Perché la strategia internazionale di Trump, che potrebbe essere definita un vincere tramite le intimidazioni, continua a fallire? E perché egli continua a perseguirla comunque?
Una risposta, ho il sospetto, è che come per fin troppi americani, Trump ha difficoltà a comprendere il fatto che gli altri paesi sono veri – ovvero, che non siamo l’unico paese i cui cittadini pagherebbero un prezzo pesante, in denaro e perfino in sangue, piuttosto che fare quelle che considerano concessioni umilianti.

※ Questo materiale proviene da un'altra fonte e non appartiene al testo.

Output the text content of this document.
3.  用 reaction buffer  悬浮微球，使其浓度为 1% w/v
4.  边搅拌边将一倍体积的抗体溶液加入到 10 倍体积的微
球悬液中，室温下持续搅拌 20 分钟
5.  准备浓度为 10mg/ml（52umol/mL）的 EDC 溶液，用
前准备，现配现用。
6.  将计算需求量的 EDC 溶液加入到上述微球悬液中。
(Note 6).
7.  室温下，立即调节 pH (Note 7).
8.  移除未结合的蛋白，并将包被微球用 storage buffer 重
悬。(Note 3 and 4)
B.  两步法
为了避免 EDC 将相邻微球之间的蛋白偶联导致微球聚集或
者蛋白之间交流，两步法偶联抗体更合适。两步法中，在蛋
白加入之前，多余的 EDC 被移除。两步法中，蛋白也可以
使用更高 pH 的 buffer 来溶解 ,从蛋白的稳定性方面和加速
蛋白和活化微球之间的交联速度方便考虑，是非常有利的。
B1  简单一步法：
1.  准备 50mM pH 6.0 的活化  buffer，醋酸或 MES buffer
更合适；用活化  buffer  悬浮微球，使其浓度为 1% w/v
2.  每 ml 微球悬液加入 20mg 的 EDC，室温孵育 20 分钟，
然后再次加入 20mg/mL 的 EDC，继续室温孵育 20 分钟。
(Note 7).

Chiedetevi come avrebbero reagito gli americani se una potenza straniera avesse assassinato Dick Cheney, con l’argomento che aveva sulle sue mani il sangue di centinaia di migliaia di iracheni? Non dite che Suleimani era peggiore. Il punto non è quello. Il punto è che noi non accettiamo che governi stranieri abbiano il diritto di uccidere i nostri dirigenti. Perché immaginarsi che gli altri paesi siano diversi?
Naturalmente, abbiamo molte persone nei corpi diplomatici con una conoscenza profonda delle altre nazioni e delle loro motivazioni, che capiscono i limiti delle intimidazioni. Ma tutti coloro che possiedono quel genere di intelligenza sono stati esclusi dalla cerchia ristretta di Trump.

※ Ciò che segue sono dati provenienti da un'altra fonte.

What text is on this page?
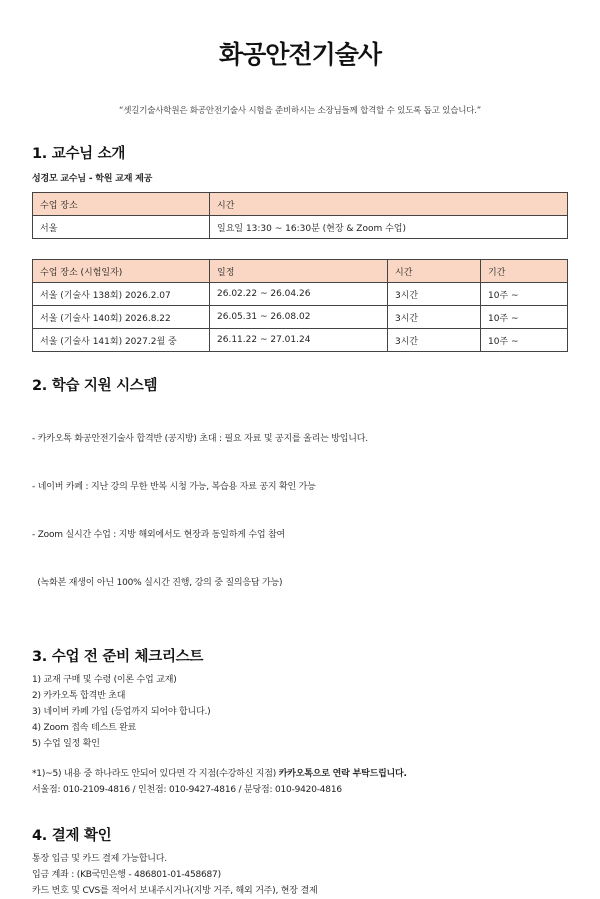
화공안전기술사
“셋길기술사학원은 화공안전기술사 시험을 준비하시는 소장님들께 합격할 수 있도록 돕고 있습니다.”
1. 교수님 소개
성경모 교수님 - 학원 교재 제공
수업 장소	시간
서울	일요일 13:30 ~ 16:30분 (현장 & Zoom 수업)
수업 장소 (시험일자)	일정	시간	기간
서울 (기술사 138회) 2026.2.07	26.02.22 ~ 26.04.26	3시간	10주 ~
서울 (기술사 140회) 2026.8.22	26.05.31 ~ 26.08.02	3시간	10주 ~
서울 (기술사 141회) 2027.2월 중	26.11.22 ~ 27.01.24	3시간	10주 ~
2. 학습 지원 시스템

- 카카오톡 화공안전기술사 합격반 (공지방) 초대 : 필요 자료 및 공지를 올리는 방입니다.

- 네이버 카페 : 지난 강의 무한 반복 시청 가능, 복습용 자료 공지 확인 가능

- Zoom 실시간 수업 : 지방 해외에서도 현장과 동일하게 수업 참여

(녹화본 재생이 아닌 100% 실시간 진행, 강의 중 질의응답 가능)

3. 수업 전 준비 체크리스트
1) 교재 구매 및 수령 (이론 수업 교재)
2) 카카오톡 합격반 초대
3) 네이버 카페 가입 (등업까지 되어야 합니다.)
4) Zoom 접속 테스트 완료
5) 수업 일정 확인
*1)~5) 내용 중 하나라도 안되어 있다면 각 지점(수강하신 지점) 카카오톡으로 연락 부탁드립니다.
서울점: 010-2109-4816 / 인천점: 010-9427-4816 / 분당점: 010-9420-4816
4. 결제 확인
통장 입금 및 카드 결제 가능합니다.
입금 계좌 : (KB국민은행 - 486801-01-458687)
카드 번호 및 CVS를 적어서 보내주시거나(지방 거주, 해외 거주), 현장 결제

Ora, è vero che per molti anni l’America ha avuto una speciale funzione di guida, tale che talvolta comportava di giocare un ruolo nella riorganizzazione dei sistemi politici di altri paesi. Ma è qua che interviene il secondo errore di Trump: egli non ha mai dato l’impressione di capire perché l’America era abituata ad avere uno status particolare.

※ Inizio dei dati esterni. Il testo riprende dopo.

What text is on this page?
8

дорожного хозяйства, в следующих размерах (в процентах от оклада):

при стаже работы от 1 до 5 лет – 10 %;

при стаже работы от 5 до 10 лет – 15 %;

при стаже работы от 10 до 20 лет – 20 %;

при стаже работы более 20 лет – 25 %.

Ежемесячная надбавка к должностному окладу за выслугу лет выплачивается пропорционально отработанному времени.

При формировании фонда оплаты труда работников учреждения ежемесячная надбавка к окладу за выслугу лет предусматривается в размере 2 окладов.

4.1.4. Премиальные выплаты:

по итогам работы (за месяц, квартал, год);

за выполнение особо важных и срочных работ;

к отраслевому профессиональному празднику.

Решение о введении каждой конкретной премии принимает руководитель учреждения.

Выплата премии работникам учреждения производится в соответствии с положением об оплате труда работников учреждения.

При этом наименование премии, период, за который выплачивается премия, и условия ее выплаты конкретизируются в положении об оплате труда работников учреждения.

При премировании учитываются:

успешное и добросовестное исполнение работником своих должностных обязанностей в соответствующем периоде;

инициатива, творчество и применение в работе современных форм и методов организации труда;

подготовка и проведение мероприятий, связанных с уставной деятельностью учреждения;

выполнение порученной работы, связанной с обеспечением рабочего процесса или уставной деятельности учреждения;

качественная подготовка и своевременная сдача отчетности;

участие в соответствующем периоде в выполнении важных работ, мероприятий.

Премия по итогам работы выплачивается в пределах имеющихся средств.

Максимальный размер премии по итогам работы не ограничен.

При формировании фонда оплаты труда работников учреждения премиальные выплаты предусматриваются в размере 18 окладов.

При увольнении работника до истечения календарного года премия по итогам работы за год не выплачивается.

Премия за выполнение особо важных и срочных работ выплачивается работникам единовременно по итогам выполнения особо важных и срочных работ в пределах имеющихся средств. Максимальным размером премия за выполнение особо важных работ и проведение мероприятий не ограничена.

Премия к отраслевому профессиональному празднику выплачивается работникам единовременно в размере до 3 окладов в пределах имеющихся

Naturalmente, in parte la spiegazione consisteva nella cruda potenza economica e militare: l’America era abituata ad essere molto più potente di chiunque altro. Tuttavia, questo non è più vero. Ad esempio, secondo alcuni metri di misura fondamentali, l’economia della Cina è sostanzialmente più grande di quella degli Stati Uniti.
Tuttavia, ancora più importante era il fatto che l’America era qualcosa di più di un grande paese che spadroneggiava. Noi abbiamo sempre rappresentato qualcosa di più ampio.
Questo non significa che siamo sempre stati una forza benefica; l’America ha fatto cose terribili durante il suo regno di egemonia globale. Ma ci siamo chiaramente battuti per uno stato di diritto globale, per un sistema che imponeva regole comuni a tutti, inclusi noi stessi. Gli Stati Uniti possono essere stati i partner dominanti in alleanze come la NATO e in organismi come l’Organizzazione Mondiale del Commercio, ma abbiamo sempre cercato di comportarci non più che come i primi tra eguali.
Inoltre, poiché eravamo impegnati a rafforzare le regole, eravamo anche relativamente meritevoli di fiducia; una alleanza con l’America era una cosa seria, perché non eravamo il tipo di paese che tradirebbe un alleato nell’interesse della convenienza politica a breve termine.
Trump, tuttavia, ha voltato le spalle a tutto quello che un tempo rendeva grande l’America. Sotto la sua leadership siamo diventati niente di più che un grande prepotente che guarda ai suoi interessi – un prepotente con illusioni di grandezza, che è tutt’altro che granitica come lui pensa. Abbiamo abbandonato d’un tratto alleati come i curdi; ammiriamo i criminali di guerra; imponiamo senza alcuna buona ragione tariffe punitive su nazioni amiche come il Canada. Per non dire, ovviamente, che dopo più di quindici mila bugie, niente di quello che dicono il nostro dirigente e i suoi galoppini può esser creduto.
I dirgenti di Trump sembrano sbalorditi dalle conseguenze uniformemente negative dell’assassinio di Suleimani: il regime iraniano è rafforzato, l’Iraq è diventato ostile e nessuno si è fatto avanti in nostro sostegno. Ma è quello che accade quando si tradiscono i propri amici e si dilapida tutta la nostra credibilità.
[1] Dirigente repubblicano noto per le sue oscillazioni e il suo opportunismo.